The five teams competing to plan the parks and public spaces on the Island presented their ideas at GIPEC's Forum on June 20. It was one of a week-long series of presentations to the public, the GIPEC Advisory Committee, and the Design Competition jury. GIPEC is expected to receive the jury's recommendation later this month. Announcement of the winner will follow at the end of the summer.

Each team made a 15-minute presentation, followed by questions from the audience. Roughly 300 people attended.
Field Operations' presentation underscored their belief that "the Harbor must be the principle ideology" behind the park design. In answer to questions, James Corner suggested that the promenade and sculpted landforms and meadows could be an attractive first phase of the Island development: "Once an extraordinary public space is built, an extraordinary development will follow."
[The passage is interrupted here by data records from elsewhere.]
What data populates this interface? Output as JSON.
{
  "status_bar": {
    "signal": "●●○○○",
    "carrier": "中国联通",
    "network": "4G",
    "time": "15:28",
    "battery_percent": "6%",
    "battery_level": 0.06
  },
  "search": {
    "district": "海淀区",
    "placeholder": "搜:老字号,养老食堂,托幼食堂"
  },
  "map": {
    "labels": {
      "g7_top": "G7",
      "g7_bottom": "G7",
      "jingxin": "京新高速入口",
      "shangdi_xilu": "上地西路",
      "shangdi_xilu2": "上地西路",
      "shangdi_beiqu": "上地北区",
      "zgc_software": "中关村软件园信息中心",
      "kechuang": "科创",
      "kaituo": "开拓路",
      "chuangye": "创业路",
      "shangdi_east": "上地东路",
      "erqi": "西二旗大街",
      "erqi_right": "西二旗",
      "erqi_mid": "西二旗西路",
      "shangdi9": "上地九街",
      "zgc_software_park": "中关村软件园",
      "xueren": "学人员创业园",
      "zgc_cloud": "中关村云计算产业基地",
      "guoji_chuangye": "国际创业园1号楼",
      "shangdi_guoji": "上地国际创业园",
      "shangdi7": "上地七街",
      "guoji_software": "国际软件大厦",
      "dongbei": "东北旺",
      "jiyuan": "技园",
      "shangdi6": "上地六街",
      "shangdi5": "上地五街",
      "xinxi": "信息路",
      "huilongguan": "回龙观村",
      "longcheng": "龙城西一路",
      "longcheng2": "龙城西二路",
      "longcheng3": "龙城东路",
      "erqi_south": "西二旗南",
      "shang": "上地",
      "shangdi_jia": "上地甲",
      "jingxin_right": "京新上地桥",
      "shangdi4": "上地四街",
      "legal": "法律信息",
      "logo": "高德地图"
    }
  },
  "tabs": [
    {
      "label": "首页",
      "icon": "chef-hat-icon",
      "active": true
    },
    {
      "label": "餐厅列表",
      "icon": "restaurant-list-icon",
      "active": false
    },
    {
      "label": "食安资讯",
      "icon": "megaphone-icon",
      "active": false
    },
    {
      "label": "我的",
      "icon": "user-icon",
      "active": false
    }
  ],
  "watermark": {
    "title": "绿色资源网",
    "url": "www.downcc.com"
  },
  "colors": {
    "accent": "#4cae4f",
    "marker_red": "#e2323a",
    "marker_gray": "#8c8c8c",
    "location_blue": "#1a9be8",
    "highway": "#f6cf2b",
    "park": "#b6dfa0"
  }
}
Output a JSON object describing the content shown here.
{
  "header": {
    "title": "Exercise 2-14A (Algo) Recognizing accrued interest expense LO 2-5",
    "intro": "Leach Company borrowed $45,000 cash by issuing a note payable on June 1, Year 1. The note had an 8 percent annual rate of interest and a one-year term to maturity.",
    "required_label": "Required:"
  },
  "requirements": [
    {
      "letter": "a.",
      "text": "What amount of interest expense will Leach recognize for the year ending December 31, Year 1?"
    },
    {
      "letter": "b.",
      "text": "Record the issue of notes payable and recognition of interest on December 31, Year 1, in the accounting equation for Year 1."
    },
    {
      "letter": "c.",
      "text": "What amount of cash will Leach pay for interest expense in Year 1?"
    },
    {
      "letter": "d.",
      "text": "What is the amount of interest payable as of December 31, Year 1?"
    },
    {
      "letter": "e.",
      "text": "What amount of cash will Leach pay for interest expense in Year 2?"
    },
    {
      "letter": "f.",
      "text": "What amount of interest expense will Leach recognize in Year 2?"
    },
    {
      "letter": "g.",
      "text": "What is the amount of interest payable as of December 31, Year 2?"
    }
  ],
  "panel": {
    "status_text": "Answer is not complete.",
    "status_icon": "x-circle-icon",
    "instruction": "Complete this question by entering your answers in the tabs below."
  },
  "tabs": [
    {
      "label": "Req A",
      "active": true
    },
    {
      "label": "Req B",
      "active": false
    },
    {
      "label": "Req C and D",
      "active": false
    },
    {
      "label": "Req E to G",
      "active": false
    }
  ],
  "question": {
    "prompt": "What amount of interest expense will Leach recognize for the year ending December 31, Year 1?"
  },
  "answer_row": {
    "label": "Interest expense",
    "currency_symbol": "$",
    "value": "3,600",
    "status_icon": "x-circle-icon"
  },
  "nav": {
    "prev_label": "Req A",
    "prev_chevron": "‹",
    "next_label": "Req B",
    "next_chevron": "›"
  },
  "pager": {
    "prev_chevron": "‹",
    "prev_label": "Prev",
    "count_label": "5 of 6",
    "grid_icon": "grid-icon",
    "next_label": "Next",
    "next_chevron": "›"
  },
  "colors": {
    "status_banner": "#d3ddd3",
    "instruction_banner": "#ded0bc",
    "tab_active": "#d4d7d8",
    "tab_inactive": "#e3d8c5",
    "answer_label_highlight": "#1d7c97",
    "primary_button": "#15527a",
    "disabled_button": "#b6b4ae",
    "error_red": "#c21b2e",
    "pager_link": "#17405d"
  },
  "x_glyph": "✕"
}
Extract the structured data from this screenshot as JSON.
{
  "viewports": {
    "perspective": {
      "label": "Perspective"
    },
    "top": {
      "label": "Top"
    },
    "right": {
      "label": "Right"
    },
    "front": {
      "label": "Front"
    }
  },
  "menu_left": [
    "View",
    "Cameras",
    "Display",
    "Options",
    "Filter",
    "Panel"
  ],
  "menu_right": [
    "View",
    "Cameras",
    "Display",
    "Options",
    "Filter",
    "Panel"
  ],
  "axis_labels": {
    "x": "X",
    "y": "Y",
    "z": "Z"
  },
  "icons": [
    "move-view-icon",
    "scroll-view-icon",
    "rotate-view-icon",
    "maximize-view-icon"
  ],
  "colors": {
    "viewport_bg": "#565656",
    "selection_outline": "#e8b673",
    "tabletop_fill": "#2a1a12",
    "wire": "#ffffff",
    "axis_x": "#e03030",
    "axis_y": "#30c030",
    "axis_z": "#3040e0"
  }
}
Michael Hargreaves stressed that creating sufficient park spaces for diverse and distinct uses would attract a diverse array of people. Lighting and iconic new structures around the Island perimeter would create a "luminous strand of pearls" to woo them back. Hargreaves also said that given its nature, "If you don't do enough, the Island will not be a success."

The presentation by Joshua Prince-Ramus and Michel Desvigne of REX/MDP reinforced their conviction that what the Island needed was not "a landscape proposal, but a development strategy." Mr. Desvigne talked about the opportunity to create social spaces where visitors celebrated not "great earth works, but working with the earth." In answer to a question, they stressed that GIPEC needed to build a constituency and create a sense of urgency around the need for the construction to start immediately.

The large team headed by West 8 proposed creating "not an urban park, a destination." Their vision is to match the monumentality of lower Manhattan with a vertical park that is green, "like broccoli." Adriaan Geuze stated that strong structure and buildings that merge with the landscape would provide a lasting framework to accommodate even the most aggressive development.

Margie Ruddick from WRT team presented her team's vision of "one Island:" free flowing spaces that bring together the historic and non-historic areas and create "a place for people to play." Their plan argues that building varied topography and bringing water into the landscape would be important first steps in creating a wonder-filled place that would generate day trips to the Island.